13 Nov Perma Prints
No, I’m not talking about the good kind of prints, like photograph prints. I’m talking about animal prints, more specifically, cat prints. Long, frustrating story short, I’m getting my shower redone in my bathroom. We are talking complete teardown of walls, tile, underlying cement, and replacing it with all new stuff in the reverse order. So the project is coming to an end (finally), the new walls are up and the cement floor was applied. The contractor doing the work forgot to close the bathroom door after he was done working for the day, and my curious/pain-in-the-ass/relentless cat, Coal, decided to investigate the newly poured cement. Sure enough, I walk into the bathroom and see about a dozen cat prints pressed deeply into the fresh mix. Of course I’m thinking “Ok, so if I was a cat, I’d be curious, and I might take a step in to look around.” Why would he continue to step after sinks a paw into cement? How about 12 or so more times? I really wonder about this cat sometimes. As mad as I was, I had to appreciate the humor in the situation and snapped a couple pics with a P ‘n S real quick. Maybe he felt like leaving his mark, much like a kid will write his name in a wet sidewalk. Coal can’t write so I guess a series of paw prints is the next best thing.

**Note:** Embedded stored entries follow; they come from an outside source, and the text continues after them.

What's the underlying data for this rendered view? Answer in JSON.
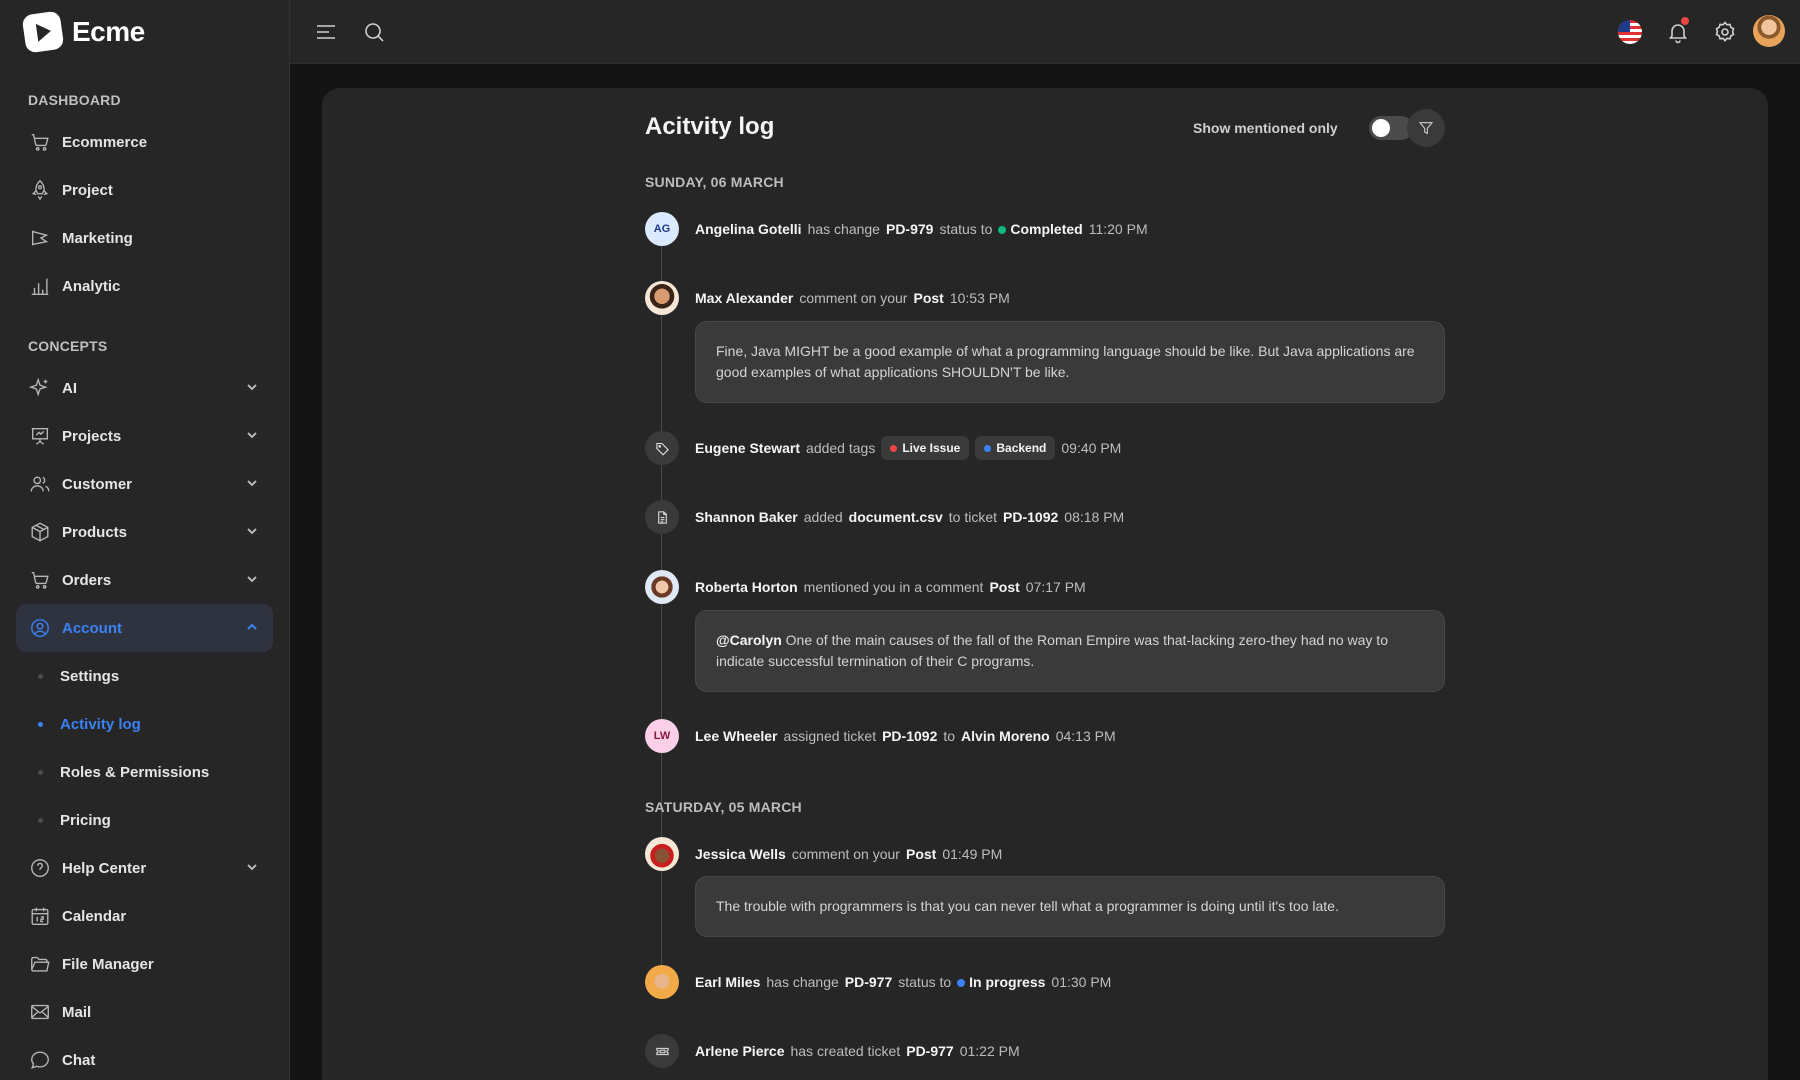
{
  "brand": {
    "name": "Ecme"
  },
  "sidebar": {
    "sections": [
      {
        "title": "DASHBOARD"
      },
      {
        "title": "CONCEPTS"
      }
    ],
    "dashboard_items": [
      {
        "label": "Ecommerce",
        "icon": "cart-icon"
      },
      {
        "label": "Project",
        "icon": "rocket-icon"
      },
      {
        "label": "Marketing",
        "icon": "megaphone-icon"
      },
      {
        "label": "Analytic",
        "icon": "bar-chart-icon"
      }
    ],
    "concept_items": [
      {
        "label": "AI",
        "icon": "sparkle-icon"
      },
      {
        "label": "Projects",
        "icon": "presentation-icon"
      },
      {
        "label": "Customer",
        "icon": "users-icon"
      },
      {
        "label": "Products",
        "icon": "box-icon"
      },
      {
        "label": "Orders",
        "icon": "cart-icon"
      },
      {
        "label": "Account",
        "icon": "user-circle-icon"
      }
    ],
    "account_subitems": [
      {
        "label": "Settings"
      },
      {
        "label": "Activity log"
      },
      {
        "label": "Roles & Permissions"
      },
      {
        "label": "Pricing"
      }
    ],
    "bottom_items": [
      {
        "label": "Help Center",
        "icon": "help-circle-icon"
      },
      {
        "label": "Calendar",
        "icon": "calendar-icon"
      },
      {
        "label": "File Manager",
        "icon": "folder-icon"
      },
      {
        "label": "Mail",
        "icon": "mail-icon"
      },
      {
        "label": "Chat",
        "icon": "chat-icon"
      }
    ]
  },
  "page": {
    "title": "Acitvity log",
    "mention_toggle_label": "Show mentioned only",
    "mention_toggle_on": false
  },
  "groups": [
    {
      "date": "SUNDAY, 06 MARCH"
    },
    {
      "date": "SATURDAY, 05 MARCH"
    }
  ],
  "entries": {
    "e1": {
      "user": "Angelina Gotelli",
      "initials": "AG",
      "action": "has change",
      "ticket": "PD-979",
      "mid": "status to",
      "status": "Completed",
      "status_color": "#10b981",
      "time": "11:20 PM"
    },
    "e2": {
      "user": "Max Alexander",
      "action": "comment on your",
      "target": "Post",
      "time": "10:53 PM",
      "comment": "Fine, Java MIGHT be a good example of what a programming language should be like. But Java applications are good examples of what applications SHOULDN'T be like."
    },
    "e3": {
      "user": "Eugene Stewart",
      "action": "added tags",
      "tags": [
        {
          "label": "Live Issue",
          "color": "#ef4444"
        },
        {
          "label": "Backend",
          "color": "#3b82f6"
        }
      ],
      "time": "09:40 PM"
    },
    "e4": {
      "user": "Shannon Baker",
      "action": "added",
      "file": "document.csv",
      "mid": "to ticket",
      "ticket": "PD-1092",
      "time": "08:18 PM"
    },
    "e5": {
      "user": "Roberta Horton",
      "action": "mentioned you in a comment",
      "target": "Post",
      "time": "07:17 PM",
      "mention": "@Carolyn",
      "comment": "One of the main causes of the fall of the Roman Empire was that-lacking zero-they had no way to indicate successful termination of their C programs."
    },
    "e6": {
      "user": "Lee Wheeler",
      "initials": "LW",
      "action": "assigned ticket",
      "ticket": "PD-1092",
      "mid": "to",
      "assignee": "Alvin Moreno",
      "time": "04:13 PM"
    },
    "e7": {
      "user": "Jessica Wells",
      "action": "comment on your",
      "target": "Post",
      "time": "01:49 PM",
      "comment": "The trouble with programmers is that you can never tell what a programmer is doing until it's too late."
    },
    "e8": {
      "user": "Earl Miles",
      "action": "has change",
      "ticket": "PD-977",
      "mid": "status to",
      "status": "In progress",
      "status_color": "#3b82f6",
      "time": "01:30 PM"
    },
    "e9": {
      "user": "Arlene Pierce",
      "action": "has created ticket",
      "ticket": "PD-977",
      "time": "01:22 PM"
    }
  }
}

At first I kinda just said “well, the contractor guy is gonna be pissed when he sees this.” But then I started to wonder what I’d do if I came back to work and saw cat prints in my work, resulting in setting me back another day. I wouldn’t feel too confident in the health and safety for my cat. And you know that my cat would have perfect timing in greeting the contractor as he first lays eyes on the prints… Coal would walk in the bathroom and be like “hey, what’s up, contractor guy, what does it take to get some more food around here?” So for my cat’s sake, I put a little more thought into the situation. Luckily, the contractor left some of the mix in a bucket at the end of the day, and it was still wet. I snagged a tool and filled in prints, smoothing it back out. Took me about 30 minutes to do, and after, I walked out to where my cat was nice and comfy on the couch. Of course, like all cats, he is on the constant journey to attain more sleep, but he ever-so-slightly opens his eyes to see who was standing in his proximity. I simply go “just so you know, I just saved your life, you’re welcome,” and went to bed.
I left a letter for the contractor explaining that if he saw a couple of off-looking patches it was because of my nosey cat, and I patched it up. In the note I apologized for Coal’s behavior, literally saying “sorry my cat is a dumbass…”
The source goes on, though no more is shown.